US 12,475,409 B2
Evaluation of modeling algorithms with continuous outputs
Lefei Liu, Alpharetta, GA (US); Peter Liu, Alpharetta, GA (US); Jiawei Liu, Alpharetta, GA (US); Peter Gao, Alpharetta, GA (US); and Vickey Chang, Suwanee, GA (US)
Assigned to EQUIFAX INC., Atlanta, GA (US)
Filed by EQUIFAX INC., Atlanta, GA (US)
Filed on Nov. 4, 2022, as Appl. No. 18/052,762.
Application 18/052,762 is a continuation of application No. 16/669,959, filed on Oct. 31, 2019, granted, now 11,521,020.
Claims priority of provisional application 62/753,899, filed on Oct. 31, 2018.
Prior Publication US 2023/0100730 A1, Mar. 30, 2023
This patent is subject to a terminal disclaimer.
Int. Cl.

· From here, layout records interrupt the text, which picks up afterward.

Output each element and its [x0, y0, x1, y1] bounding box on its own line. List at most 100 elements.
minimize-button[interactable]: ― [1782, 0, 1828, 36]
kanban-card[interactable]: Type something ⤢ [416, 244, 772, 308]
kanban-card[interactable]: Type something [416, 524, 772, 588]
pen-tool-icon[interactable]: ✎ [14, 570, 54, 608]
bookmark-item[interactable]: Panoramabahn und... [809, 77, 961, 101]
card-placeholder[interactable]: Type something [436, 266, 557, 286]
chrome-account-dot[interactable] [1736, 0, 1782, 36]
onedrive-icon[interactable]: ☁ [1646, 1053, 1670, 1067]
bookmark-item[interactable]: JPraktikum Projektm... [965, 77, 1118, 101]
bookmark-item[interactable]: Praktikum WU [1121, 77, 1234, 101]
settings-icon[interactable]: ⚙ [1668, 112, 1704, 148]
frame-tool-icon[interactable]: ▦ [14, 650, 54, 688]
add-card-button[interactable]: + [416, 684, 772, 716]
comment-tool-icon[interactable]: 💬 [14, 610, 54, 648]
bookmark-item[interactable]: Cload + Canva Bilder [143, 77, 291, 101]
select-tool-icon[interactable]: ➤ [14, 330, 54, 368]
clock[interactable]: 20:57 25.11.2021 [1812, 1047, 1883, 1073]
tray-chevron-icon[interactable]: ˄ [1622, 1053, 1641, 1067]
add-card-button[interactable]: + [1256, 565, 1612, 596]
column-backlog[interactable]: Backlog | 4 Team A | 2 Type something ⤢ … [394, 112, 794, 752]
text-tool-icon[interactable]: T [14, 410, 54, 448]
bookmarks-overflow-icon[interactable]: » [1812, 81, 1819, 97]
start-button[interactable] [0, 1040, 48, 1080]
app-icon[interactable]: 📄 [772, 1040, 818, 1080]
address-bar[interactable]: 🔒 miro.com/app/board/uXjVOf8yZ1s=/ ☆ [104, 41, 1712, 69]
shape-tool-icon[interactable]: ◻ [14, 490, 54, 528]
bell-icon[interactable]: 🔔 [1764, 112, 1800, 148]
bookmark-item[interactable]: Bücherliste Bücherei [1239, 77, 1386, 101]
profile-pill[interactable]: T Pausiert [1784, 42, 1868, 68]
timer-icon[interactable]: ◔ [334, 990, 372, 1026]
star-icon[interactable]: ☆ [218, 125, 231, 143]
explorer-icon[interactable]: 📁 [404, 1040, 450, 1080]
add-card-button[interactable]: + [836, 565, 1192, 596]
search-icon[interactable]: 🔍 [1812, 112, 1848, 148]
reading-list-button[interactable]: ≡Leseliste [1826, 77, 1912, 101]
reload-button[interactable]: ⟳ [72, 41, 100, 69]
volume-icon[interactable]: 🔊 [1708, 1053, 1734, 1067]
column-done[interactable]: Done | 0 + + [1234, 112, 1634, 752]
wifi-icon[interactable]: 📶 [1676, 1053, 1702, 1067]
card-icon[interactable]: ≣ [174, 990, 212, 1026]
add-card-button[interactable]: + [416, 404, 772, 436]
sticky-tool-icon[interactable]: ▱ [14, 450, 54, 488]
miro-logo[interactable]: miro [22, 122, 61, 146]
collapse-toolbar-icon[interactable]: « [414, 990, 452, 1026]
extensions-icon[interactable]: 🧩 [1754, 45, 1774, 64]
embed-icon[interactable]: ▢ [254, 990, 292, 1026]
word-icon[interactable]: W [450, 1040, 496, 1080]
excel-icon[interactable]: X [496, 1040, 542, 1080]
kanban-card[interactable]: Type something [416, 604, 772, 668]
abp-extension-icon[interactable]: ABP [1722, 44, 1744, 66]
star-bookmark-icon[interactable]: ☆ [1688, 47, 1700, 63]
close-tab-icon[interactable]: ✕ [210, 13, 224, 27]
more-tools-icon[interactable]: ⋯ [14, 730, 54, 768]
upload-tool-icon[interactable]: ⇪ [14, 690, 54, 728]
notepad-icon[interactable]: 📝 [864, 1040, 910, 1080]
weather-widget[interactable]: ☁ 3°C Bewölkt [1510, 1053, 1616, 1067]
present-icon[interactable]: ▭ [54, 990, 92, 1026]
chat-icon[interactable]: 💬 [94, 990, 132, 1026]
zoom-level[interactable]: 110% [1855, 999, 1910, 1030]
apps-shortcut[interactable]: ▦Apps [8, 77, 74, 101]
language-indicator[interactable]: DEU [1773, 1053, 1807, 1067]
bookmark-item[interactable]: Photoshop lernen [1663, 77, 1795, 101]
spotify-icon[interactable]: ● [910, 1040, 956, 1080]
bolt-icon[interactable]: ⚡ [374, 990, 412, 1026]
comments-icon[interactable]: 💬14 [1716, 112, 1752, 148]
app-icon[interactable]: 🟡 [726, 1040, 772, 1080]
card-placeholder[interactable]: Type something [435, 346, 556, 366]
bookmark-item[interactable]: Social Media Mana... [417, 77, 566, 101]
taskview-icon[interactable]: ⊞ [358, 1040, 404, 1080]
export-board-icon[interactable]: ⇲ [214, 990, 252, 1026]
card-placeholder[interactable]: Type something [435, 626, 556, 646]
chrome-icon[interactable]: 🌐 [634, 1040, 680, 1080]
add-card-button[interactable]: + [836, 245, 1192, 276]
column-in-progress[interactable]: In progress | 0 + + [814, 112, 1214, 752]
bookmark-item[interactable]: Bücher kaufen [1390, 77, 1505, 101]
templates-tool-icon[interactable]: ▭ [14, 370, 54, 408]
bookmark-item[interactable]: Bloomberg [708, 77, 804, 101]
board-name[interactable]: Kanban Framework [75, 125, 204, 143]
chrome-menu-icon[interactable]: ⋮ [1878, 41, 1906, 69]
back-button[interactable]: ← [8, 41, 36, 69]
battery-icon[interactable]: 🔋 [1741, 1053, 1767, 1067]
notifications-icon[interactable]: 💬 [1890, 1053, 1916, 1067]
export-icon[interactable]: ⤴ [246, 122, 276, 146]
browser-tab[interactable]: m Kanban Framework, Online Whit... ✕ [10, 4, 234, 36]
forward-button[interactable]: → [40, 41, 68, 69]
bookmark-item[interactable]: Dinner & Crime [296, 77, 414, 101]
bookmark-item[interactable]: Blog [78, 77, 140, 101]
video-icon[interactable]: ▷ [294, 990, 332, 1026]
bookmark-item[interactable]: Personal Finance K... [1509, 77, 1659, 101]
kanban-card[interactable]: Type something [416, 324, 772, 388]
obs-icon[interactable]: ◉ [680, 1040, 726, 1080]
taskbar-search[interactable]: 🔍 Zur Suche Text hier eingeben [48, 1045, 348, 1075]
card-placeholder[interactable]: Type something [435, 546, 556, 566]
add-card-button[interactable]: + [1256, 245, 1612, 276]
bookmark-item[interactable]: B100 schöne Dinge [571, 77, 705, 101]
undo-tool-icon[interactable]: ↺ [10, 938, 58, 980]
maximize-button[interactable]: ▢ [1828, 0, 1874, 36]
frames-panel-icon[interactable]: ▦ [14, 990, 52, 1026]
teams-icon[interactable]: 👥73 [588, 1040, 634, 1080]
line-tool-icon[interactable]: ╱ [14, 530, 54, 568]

G06N 20/20 (2019.01); G06F 17/18 (2006.01); G06F 18/21 (2023.01); G06F 18/2415 (2023.01); G06N 5/01 (2023.01); G06N 20/00 (2019.01); G06V 10/75 (2022.01)
CPC G06N 20/20 (2019.01) [G06F 17/18 (2013.01); G06F 18/217 (2023.01); G06F 18/2415 (2023.01); G06N 5/01 (2023.01); G06N 20/00 (2019.01); G06V 10/751 (2022.01)] 17 Claims
OG exemplary drawing
 
1. A system comprising:
a data repository storing data samples having values of variables for input to a machine-learning model for risk assessment for an entity,
an external-facing subsystem configured for preventing a host server system from accessing the data repository via a data network, and
an evaluation system configured for:
accessing (a) an estimated dataset having a set of estimated values of an attribute that is a continuous variable, the estimated dataset generated by applying the machine-learning model to an input dataset of the data samples and (b) a validation dataset having a set of validation values of the attribute, the set of validation values respectively being known values corresponding to the set of estimated values generated by the machine-learning model,
generating, from a comparison of the estimated dataset and the validation dataset to an outcome of interest, a discretized evaluation dataset with data values in multiple categories, the discretized evaluation dataset comprising a set of categories in a classification matrix and a number of instances in each category, the set of categories including a true positive category, a true negative category, a false positive category, and a false negative category,
computing, for the machine-learning model, an evaluation metric based on a comparison of data values from different categories of the discretized evaluation dataset, the evaluation metric indicating an accuracy of the machine-learning model, and
providing the host server system with access to (a) the evaluation metric or (b) a modeling output generated with the machine-learning model which indicates a risk level associated with the entity, causing the host server system to allow or prevent the entity to access to a restricted function of a computing environment, based on the modeling output, wherein generating the discretized evaluation dataset comprises:
identifying a first category for the discretized evaluation dataset indicating a match between estimated attribute values and validation attribute values with respect to the outcome of interest;
identifying a second category for the discretized evaluation dataset indicating a mismatch between estimated attribute values and validation attribute values with respect to the outcome of interest;
determining, from the comparison of the estimated dataset and the validation dataset to the outcome of interest, a number of matches in the first category and a number of mismatches in the second category; and
outputting the discretized evaluation dataset having the first category with the number of matches and the second category with the number of mismatches.